Algunos de estos hábitos son:
1- Usar tacones altos a diario. Al andar sobre tacones estamos desplazando todo el cuerpo hacia delante y así, los dedos y el antepié tienen que soportar todo nuestro peso, provocándonos dolor intenso si son demasiado altos o si los usamos durante mucho tiempo seguido. Sin embargo, el zapato plano tampoco es recomendable, por lo que en un término medio se encuentra la virtud.
2- Ponerse de pie los calcetines. De esta manera forzamos la espalda y además, nos podemos caer.
3- Llevar una sola bolsa a la compra. Si lo haces así, no podrás repartir el peso entre los dos brazos y te cargarás sobre un lado, favoreciendo los dolores de espalda y la escoliosis.
4- Echar mucha sal en las comidas. Esta acción tan habitual hace que el calcio salga de nuestro cuerpo. Pon un límite de 6 gramos diarios.
5- Tomar café solo. La cafeína nos quita calcio, hace que perdamos densidad ósea si tomamos más de 3 tazas diarias. Procura tomarlo siempre con leche para compensar.
6- Escribir o leer con poca luz. La falta de iluminación hará que nos encorvemos para acercarnos a lo que leemos y, si mantenemos esa postura mucho tiempo, las lumbares se fuerzan y se quejan mediante el dolor.
7- Sujetar el móvil con el hombro.
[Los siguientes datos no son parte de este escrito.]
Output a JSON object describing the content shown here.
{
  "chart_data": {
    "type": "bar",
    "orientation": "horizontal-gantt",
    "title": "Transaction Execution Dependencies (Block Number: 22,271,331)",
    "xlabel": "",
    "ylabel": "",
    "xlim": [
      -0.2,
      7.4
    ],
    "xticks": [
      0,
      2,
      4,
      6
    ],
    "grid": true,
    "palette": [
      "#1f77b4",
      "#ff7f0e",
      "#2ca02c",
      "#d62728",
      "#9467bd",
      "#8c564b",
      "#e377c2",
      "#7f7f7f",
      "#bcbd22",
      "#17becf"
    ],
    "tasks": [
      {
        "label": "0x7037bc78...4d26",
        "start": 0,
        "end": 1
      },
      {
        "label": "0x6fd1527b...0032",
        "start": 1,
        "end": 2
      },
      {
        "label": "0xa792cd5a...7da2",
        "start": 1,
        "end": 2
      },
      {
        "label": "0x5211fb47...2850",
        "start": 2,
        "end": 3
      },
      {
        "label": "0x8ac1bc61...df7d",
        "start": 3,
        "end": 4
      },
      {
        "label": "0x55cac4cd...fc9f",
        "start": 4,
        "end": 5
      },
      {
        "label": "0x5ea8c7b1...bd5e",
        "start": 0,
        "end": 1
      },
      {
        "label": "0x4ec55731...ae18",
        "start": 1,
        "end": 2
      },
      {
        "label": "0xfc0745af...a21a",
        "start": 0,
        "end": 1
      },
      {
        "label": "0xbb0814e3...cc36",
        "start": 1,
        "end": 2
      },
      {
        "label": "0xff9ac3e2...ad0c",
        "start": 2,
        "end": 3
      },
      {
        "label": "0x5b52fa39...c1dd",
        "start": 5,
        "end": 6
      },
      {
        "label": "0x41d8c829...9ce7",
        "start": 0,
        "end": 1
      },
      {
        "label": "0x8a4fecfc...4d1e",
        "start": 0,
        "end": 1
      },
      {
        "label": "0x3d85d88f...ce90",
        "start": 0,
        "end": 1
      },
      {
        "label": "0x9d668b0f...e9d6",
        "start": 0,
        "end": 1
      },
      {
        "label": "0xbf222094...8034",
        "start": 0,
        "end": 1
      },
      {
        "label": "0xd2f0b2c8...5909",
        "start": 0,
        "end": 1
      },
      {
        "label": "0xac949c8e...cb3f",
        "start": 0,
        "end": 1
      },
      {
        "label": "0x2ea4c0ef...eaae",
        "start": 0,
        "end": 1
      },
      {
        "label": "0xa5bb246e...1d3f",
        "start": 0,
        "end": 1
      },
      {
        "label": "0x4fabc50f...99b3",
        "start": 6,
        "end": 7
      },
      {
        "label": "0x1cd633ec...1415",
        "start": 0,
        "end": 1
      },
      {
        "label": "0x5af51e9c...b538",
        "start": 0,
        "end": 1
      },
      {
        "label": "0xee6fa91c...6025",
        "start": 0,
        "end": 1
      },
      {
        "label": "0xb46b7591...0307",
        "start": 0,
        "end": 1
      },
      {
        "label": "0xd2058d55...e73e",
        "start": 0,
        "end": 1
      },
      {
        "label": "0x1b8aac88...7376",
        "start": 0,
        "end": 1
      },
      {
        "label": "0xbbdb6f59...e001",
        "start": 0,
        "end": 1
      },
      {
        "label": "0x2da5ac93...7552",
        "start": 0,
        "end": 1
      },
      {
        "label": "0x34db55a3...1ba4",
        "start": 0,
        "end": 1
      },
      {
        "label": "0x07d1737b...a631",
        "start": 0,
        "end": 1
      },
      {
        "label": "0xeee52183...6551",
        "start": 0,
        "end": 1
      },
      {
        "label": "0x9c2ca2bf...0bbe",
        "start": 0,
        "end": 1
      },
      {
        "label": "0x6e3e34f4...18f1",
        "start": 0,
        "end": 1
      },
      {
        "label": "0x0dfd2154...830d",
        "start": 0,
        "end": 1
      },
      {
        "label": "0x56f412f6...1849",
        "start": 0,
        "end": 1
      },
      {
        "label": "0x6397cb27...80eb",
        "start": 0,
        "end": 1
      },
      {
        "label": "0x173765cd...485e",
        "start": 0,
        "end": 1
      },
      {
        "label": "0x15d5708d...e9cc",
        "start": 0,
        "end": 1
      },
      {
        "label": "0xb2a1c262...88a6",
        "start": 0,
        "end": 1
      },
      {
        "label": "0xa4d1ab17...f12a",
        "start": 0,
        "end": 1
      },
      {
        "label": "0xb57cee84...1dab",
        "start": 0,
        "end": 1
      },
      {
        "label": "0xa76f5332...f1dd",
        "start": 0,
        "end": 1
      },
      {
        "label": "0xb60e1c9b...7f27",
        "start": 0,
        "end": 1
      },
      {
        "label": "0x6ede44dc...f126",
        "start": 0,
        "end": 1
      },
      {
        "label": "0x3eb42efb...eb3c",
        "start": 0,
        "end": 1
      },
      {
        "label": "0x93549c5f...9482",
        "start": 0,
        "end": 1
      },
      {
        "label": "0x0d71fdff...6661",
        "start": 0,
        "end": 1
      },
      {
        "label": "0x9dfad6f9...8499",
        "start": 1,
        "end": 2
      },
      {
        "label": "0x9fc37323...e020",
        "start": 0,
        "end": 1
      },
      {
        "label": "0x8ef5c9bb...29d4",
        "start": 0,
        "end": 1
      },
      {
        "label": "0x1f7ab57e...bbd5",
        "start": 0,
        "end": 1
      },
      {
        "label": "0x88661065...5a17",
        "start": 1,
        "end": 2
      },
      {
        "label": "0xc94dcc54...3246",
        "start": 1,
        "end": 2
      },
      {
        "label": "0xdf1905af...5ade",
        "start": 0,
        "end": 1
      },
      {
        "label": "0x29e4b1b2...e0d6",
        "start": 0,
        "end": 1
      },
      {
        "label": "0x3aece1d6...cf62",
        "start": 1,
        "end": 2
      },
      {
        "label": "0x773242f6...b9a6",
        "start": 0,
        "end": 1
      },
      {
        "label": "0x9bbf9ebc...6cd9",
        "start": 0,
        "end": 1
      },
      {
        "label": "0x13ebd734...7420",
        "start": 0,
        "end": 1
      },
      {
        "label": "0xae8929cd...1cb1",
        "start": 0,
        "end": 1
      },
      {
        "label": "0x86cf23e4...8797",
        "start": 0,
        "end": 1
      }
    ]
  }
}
Es perjudicial para las cervicales, más aun si como yo, alargas la llamada durante un buen rato.
8- No hagas crujir los dedos. Haciendo eso forzamos el arco del movimiento normal y, si lo hacemos muy a menudo, puede favorecer la aparición de artrosis.
9- Cuidado con los asientos flexibles. Nos obligan a sentarnos mal y a adquirir posturas inadecuadas. Elige asientos más rígidos y convencionales.
10- Por último, vamos a desterrar un mito. El ejercicio no desgasta los huesos, los fortalece, pues los regenera cada vez que cargamos nuestro peso sobre ellos.